Are you so sure that the majority of people in the village would not support dissolution? As far as the concern for local intimacy I doubt it would be lost by going from a population of 4000 people to 7000 people. We are not talking about New York City taking over Westchester County. I do admit that given the current economic circumstances this state is experiencing, I doubt there will be any money for consolidation purposes. Given the current acrimony that is on display twice a month at village and town board meetings one could envision one board. Thoughtful, planned growth would certainly be more attainable if we eliminated one layer of bureaucracy. One way to put this issue to rest would be to have a referendum. . Once the voters have said their piece it should end.One thing we would have to avoid is a scenario similar to the school merger. In that case they kept putting it on the ballot till the desired results were achieved by the proponents.

Sean said...

I have no idea what Cobleskill village voters want. All I can say is that it would be a mistake for them to support dissolution.

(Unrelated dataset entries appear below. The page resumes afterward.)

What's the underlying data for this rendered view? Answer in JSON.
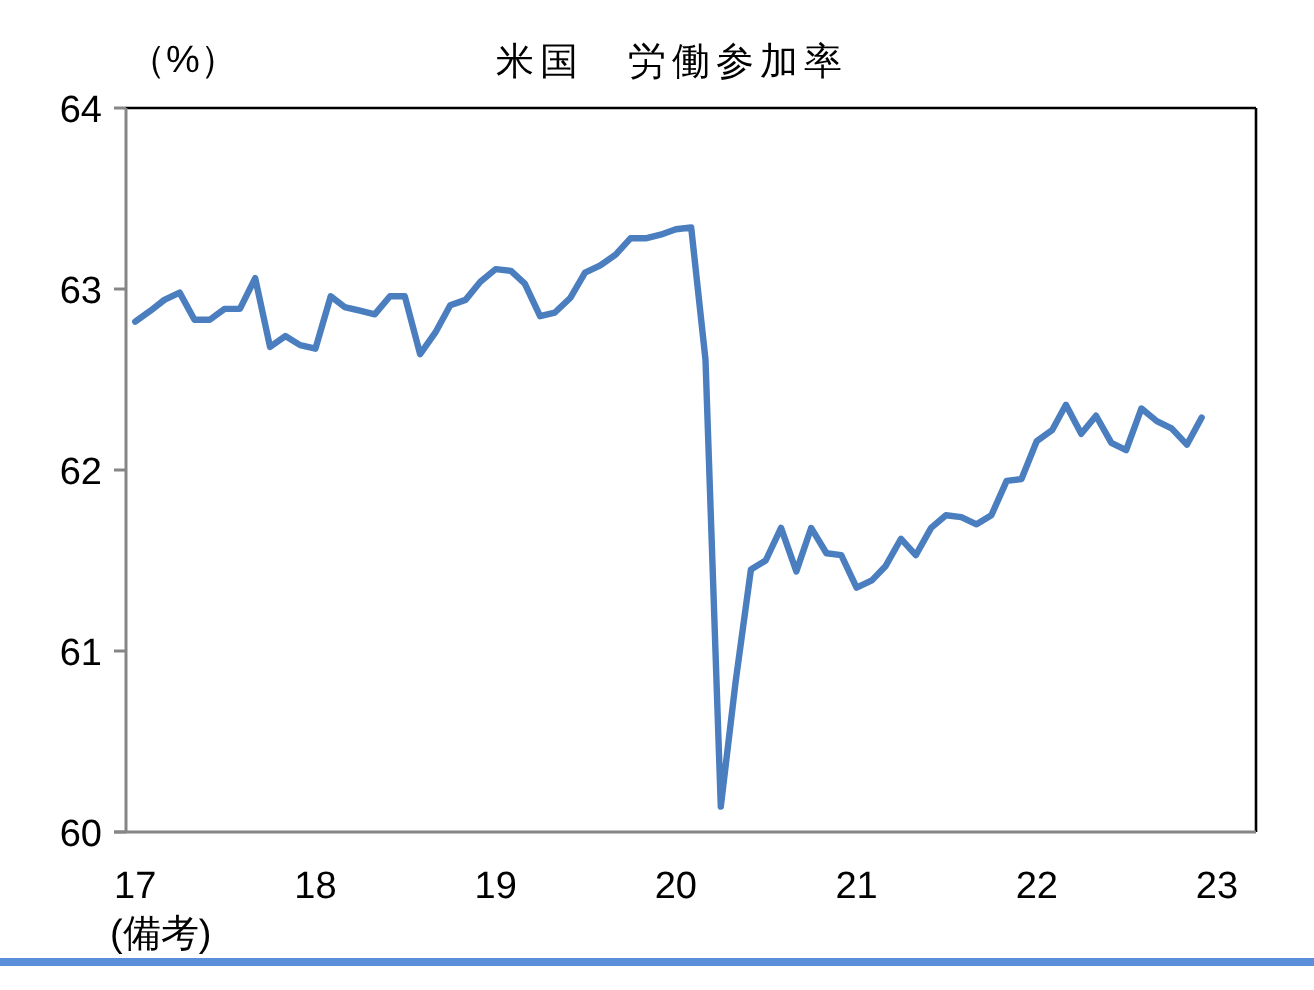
{
  "chart_data": {
    "type": "line",
    "title": "米国　労働参加率",
    "ylabel": "（%）",
    "annotations": [
      "(備考)"
    ],
    "x": [
      "2017-01",
      "2017-02",
      "2017-03",
      "2017-04",
      "2017-05",
      "2017-06",
      "2017-07",
      "2017-08",
      "2017-09",
      "2017-10",
      "2017-11",
      "2017-12",
      "2018-01",
      "2018-02",
      "2018-03",
      "2018-04",
      "2018-05",
      "2018-06",
      "2018-07",
      "2018-08",
      "2018-09",
      "2018-10",
      "2018-11",
      "2018-12",
      "2019-01",
      "2019-02",
      "2019-03",
      "2019-04",
      "2019-05",
      "2019-06",
      "2019-07",
      "2019-08",
      "2019-09",
      "2019-10",
      "2019-11",
      "2019-12",
      "2020-01",
      "2020-02",
      "2020-03",
      "2020-04",
      "2020-05",
      "2020-06",
      "2020-07",
      "2020-08",
      "2020-09",
      "2020-10",
      "2020-11",
      "2020-12",
      "2021-01",
      "2021-02",
      "2021-03",
      "2021-04",
      "2021-05",
      "2021-06",
      "2021-07",
      "2021-08",
      "2021-09",
      "2021-10",
      "2021-11",
      "2021-12",
      "2022-01",
      "2022-02",
      "2022-03",
      "2022-04",
      "2022-05",
      "2022-06",
      "2022-07",
      "2022-08",
      "2022-09",
      "2022-10",
      "2022-11",
      "2022-12"
    ],
    "series": [
      {
        "color": "#4a7ebf",
        "values": [
          62.82,
          62.88,
          62.94,
          62.98,
          62.83,
          62.83,
          62.89,
          62.89,
          63.06,
          62.68,
          62.74,
          62.69,
          62.67,
          62.96,
          62.9,
          62.88,
          62.86,
          62.96,
          62.96,
          62.64,
          62.76,
          62.91,
          62.94,
          63.04,
          63.11,
          63.1,
          63.03,
          62.85,
          62.87,
          62.95,
          63.09,
          63.13,
          63.19,
          63.28,
          63.28,
          63.3,
          63.33,
          63.34,
          62.61,
          60.14,
          60.83,
          61.45,
          61.5,
          61.68,
          61.44,
          61.68,
          61.54,
          61.53,
          61.35,
          61.39,
          61.47,
          61.62,
          61.53,
          61.68,
          61.75,
          61.74,
          61.7,
          61.75,
          61.94,
          61.95,
          62.16,
          62.22,
          62.36,
          62.2,
          62.3,
          62.15,
          62.11,
          62.34,
          62.27,
          62.23,
          62.14,
          62.29
        ]
      }
    ],
    "xlim": [
      "2016-11-19",
      "2023-03-21"
    ],
    "xticks": [
      {
        "value": "2017-01",
        "label": "17"
      },
      {
        "value": "2018-01",
        "label": "18"
      },
      {
        "value": "2019-01",
        "label": "19"
      },
      {
        "value": "2020-01",
        "label": "20"
      },
      {
        "value": "2021-01",
        "label": "21"
      },
      {
        "value": "2022-01",
        "label": "22"
      },
      {
        "value": "2023-01",
        "label": "23"
      }
    ],
    "ylim": [
      60,
      64
    ],
    "yticks": [
      60,
      61,
      62,
      63,
      64
    ]
  }
}
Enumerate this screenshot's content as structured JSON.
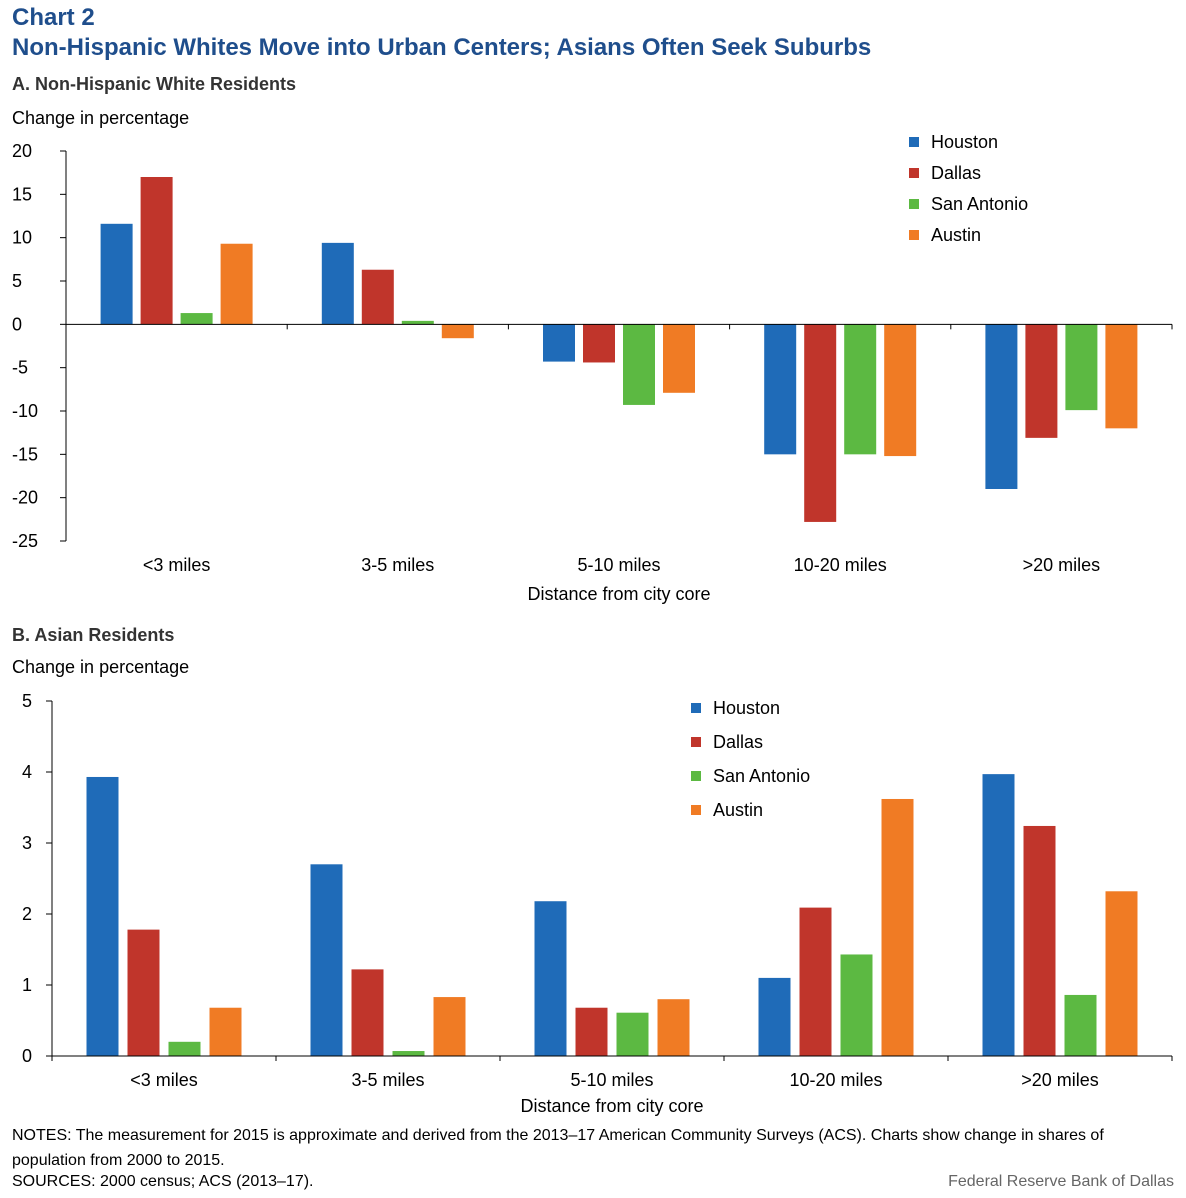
{
  "chart_label": "Chart 2",
  "title": "Non-Hispanic Whites Move into Urban Centers; Asians Often Seek Suburbs",
  "notes": "NOTES: The measurement for 2015 is approximate and derived from the 2013–17 American Community Surveys (ACS). Charts show change in shares of population from 2000 to 2015.",
  "sources": "SOURCES: 2000 census; ACS (2013–17).",
  "credit": "Federal Reserve Bank of Dallas",
  "colors": {
    "Houston": "#1f6bb8",
    "Dallas": "#c0352b",
    "San Antonio": "#5cb942",
    "Austin": "#f07b24"
  },
  "chart_data": [
    {
      "type": "bar",
      "panel_title": "A. Non-Hispanic White Residents",
      "ylabel": "Change in percentage",
      "xlabel": "Distance from city core",
      "categories": [
        "<3 miles",
        "3-5 miles",
        "5-10 miles",
        "10-20 miles",
        ">20 miles"
      ],
      "ylim": [
        -25,
        20
      ],
      "yticks": [
        20,
        15,
        10,
        5,
        0,
        -5,
        -10,
        -15,
        -20,
        -25
      ],
      "legend_position": "top-right",
      "series": [
        {
          "name": "Houston",
          "values": [
            11.6,
            9.4,
            -4.3,
            -15.0,
            -19.0
          ]
        },
        {
          "name": "Dallas",
          "values": [
            17.0,
            6.3,
            -4.4,
            -22.8,
            -13.1
          ]
        },
        {
          "name": "San Antonio",
          "values": [
            1.3,
            0.4,
            -9.3,
            -15.0,
            -9.9
          ]
        },
        {
          "name": "Austin",
          "values": [
            9.3,
            -1.6,
            -7.9,
            -15.2,
            -12.0
          ]
        }
      ]
    },
    {
      "type": "bar",
      "panel_title": "B. Asian Residents",
      "ylabel": "Change in percentage",
      "xlabel": "Distance from city core",
      "categories": [
        "<3 miles",
        "3-5 miles",
        "5-10 miles",
        "10-20 miles",
        ">20 miles"
      ],
      "ylim": [
        0,
        5
      ],
      "yticks": [
        5,
        4,
        3,
        2,
        1,
        0
      ],
      "legend_position": "top-right",
      "series": [
        {
          "name": "Houston",
          "values": [
            3.93,
            2.7,
            2.18,
            1.1,
            3.97
          ]
        },
        {
          "name": "Dallas",
          "values": [
            1.78,
            1.22,
            0.68,
            2.09,
            3.24
          ]
        },
        {
          "name": "San Antonio",
          "values": [
            0.2,
            0.07,
            0.61,
            1.43,
            0.86
          ]
        },
        {
          "name": "Austin",
          "values": [
            0.68,
            0.83,
            0.8,
            3.62,
            2.32
          ]
        }
      ]
    }
  ]
}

What you call a "layer of bureaucracy", I call a forum for discussion of local concerns that affords residents the opportunity to serve on boards that make decisions about their immediate community and to focus on issues that uniquely affect the village.

I could easily imagine lost intimacy going from a population of 4000 to 7000. Automatically, village issues would be overshadowed by whatever the town board is concerned with, most likely how to appease big box developers and mystery companies.

As for the argument that "thoughtful, planned growth would be more attainable if we eliminated one layer of bureaucracy", I see that as merely wishful thinking.

"thoughful, planned growth" is unlikely when land developers and realtors are running planning and zoning boards. The number of layers of bureaucracy has little to do with it.

Why should there be a referendum? Because 2 people in the village want it dissolved?